The boy is about eight, his face round as the sun.
‘Is you mother in?’ I ask.
‘Are you the man from the YEB?’
His mother hasn’t paid he bill, and for a good reason.
They’ve cut her off. Mr O’Hara who lives next door
has kindly connected her to the meter in his house,
which is connected to the one in the next house.
‘I’m not from the YEB,’ I tell him. ‘I’m the priest.’
‘Hold on, I’ll find out if she’s in.”
‘We’re not Catholics’ he says when he comes back.
‘You’re down here as Catholics,’ I say, waving my book.
‘We used to be but now we’re not. Mum says she’s not in.’
‘That’s fine,’ I say. ‘Tell her I’m not here.’
Alan Buckley chose ‘Darling, Would You Please Pick Up Those Books?’ by Kathryn Maris. Alan says, “As a rule – with a few honourable exceptions – I hate sestinas. But here the repetitions I normally find tiresome perfectly enact the speaker’s clenched-fist frustration at the relationship they’re in, while also creating a damn funny poem in the process. “[W]hat does one have to do to be in a book / around here” demands the poet, demonstrating just why she should be with a breathlessly brilliant single-sentence (and punctuation-free) poem. And like all great humorous poems, there’s something darker and sadder going on underneath, as the envoi shows us: “can’t you say I’m better than that woman[?]” .
Darling, Would You Please Pick Up Those Books?

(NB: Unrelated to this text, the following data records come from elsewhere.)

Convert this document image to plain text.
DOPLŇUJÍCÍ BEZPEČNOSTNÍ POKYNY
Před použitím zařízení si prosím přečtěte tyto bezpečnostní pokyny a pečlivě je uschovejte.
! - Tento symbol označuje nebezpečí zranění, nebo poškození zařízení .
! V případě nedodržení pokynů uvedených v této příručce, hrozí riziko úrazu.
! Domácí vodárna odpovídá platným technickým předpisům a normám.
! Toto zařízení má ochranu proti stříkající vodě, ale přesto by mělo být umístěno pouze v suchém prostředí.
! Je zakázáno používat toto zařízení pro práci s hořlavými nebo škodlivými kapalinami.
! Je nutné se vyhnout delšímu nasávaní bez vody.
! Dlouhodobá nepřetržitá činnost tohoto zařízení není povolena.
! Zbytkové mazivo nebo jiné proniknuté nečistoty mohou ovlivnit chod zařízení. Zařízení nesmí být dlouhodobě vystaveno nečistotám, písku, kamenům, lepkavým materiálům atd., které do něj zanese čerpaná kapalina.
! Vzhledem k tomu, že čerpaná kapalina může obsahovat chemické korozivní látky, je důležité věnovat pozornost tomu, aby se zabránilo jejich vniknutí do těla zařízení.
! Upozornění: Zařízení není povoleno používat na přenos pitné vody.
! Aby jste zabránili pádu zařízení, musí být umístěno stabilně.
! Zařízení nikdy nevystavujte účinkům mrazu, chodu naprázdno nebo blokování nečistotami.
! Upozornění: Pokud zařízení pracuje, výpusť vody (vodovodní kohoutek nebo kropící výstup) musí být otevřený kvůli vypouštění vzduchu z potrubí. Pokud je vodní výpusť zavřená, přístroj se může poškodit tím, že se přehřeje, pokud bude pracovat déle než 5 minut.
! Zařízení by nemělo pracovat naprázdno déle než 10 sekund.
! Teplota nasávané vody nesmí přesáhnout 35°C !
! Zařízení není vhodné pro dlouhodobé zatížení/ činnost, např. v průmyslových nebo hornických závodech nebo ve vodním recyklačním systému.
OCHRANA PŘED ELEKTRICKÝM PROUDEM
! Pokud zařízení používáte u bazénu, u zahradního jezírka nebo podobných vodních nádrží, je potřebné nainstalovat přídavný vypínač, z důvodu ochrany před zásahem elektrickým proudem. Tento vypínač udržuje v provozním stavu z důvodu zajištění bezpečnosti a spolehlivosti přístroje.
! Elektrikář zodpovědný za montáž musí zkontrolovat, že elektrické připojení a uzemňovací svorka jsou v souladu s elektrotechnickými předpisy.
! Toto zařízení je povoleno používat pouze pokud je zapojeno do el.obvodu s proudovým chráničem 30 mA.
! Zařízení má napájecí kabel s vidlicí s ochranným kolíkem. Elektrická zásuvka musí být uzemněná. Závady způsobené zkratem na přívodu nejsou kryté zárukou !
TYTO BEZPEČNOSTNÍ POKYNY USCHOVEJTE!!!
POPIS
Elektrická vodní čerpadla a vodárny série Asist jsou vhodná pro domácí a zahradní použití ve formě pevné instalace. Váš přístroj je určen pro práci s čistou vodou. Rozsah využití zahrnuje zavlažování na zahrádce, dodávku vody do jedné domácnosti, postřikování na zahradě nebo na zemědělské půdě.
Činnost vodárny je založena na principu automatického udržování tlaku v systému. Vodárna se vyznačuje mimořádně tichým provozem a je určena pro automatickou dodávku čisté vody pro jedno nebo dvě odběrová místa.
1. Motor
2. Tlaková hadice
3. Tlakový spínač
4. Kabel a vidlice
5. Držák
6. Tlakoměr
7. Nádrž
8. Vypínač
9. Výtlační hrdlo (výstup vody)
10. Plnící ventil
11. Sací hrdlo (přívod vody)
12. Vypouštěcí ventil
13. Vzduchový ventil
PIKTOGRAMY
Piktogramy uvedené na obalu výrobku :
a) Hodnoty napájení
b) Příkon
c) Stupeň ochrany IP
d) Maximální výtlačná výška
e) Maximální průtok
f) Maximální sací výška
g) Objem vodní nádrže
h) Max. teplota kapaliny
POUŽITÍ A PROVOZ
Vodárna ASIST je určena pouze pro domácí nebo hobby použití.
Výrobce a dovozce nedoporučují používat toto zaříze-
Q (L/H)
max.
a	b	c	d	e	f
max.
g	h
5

How many times do I have to say
get rid of the books off the goddamn floor
do you have any idea how it feels
to step over books you wrote about her
bloody hell you sadist what kind of man
are you all day long those fecking books
in my way for 3 years your acclaimed books
tell me now what do you have to say
for yourself you think you’re such a man
silent brooding pondering at the floor
pretending you’re bored when I mention her
fine change the subject ask “Do I feel
like I need more medication” NO I don’t feel
like I need more medication it’s the books
don’t you see don’t you see it’s her
why don’t you listen to anything I say
and for god’s sake books on the floor
are a safety hazard remember that man
from Cork who nearly died fine that man
fell over a hurley not a book but I don’t feel
you’re getting the point the point is that a floor
is not an intelligent place for books
books I have to see and books that say
exactly where and how you shagged her
what shirt she wore before you shagged her
I can write a book too about some man
better still about you I can say
something to demonize you how would you feel
about that ha ha why don’t I write a book
about how I hoover your sodding floor
and how you’ve never once hoovered your floor
why can’t I be a muse why can’t I be a “her”
what does one have to do to be in a book
around here do I have to be dead for a man
to write me a poem how do you think it feels
to be non muse material can’t you say
you feel for me what you felt for her
can’t you say I’m better than that woman
can’t you get those books off the floor?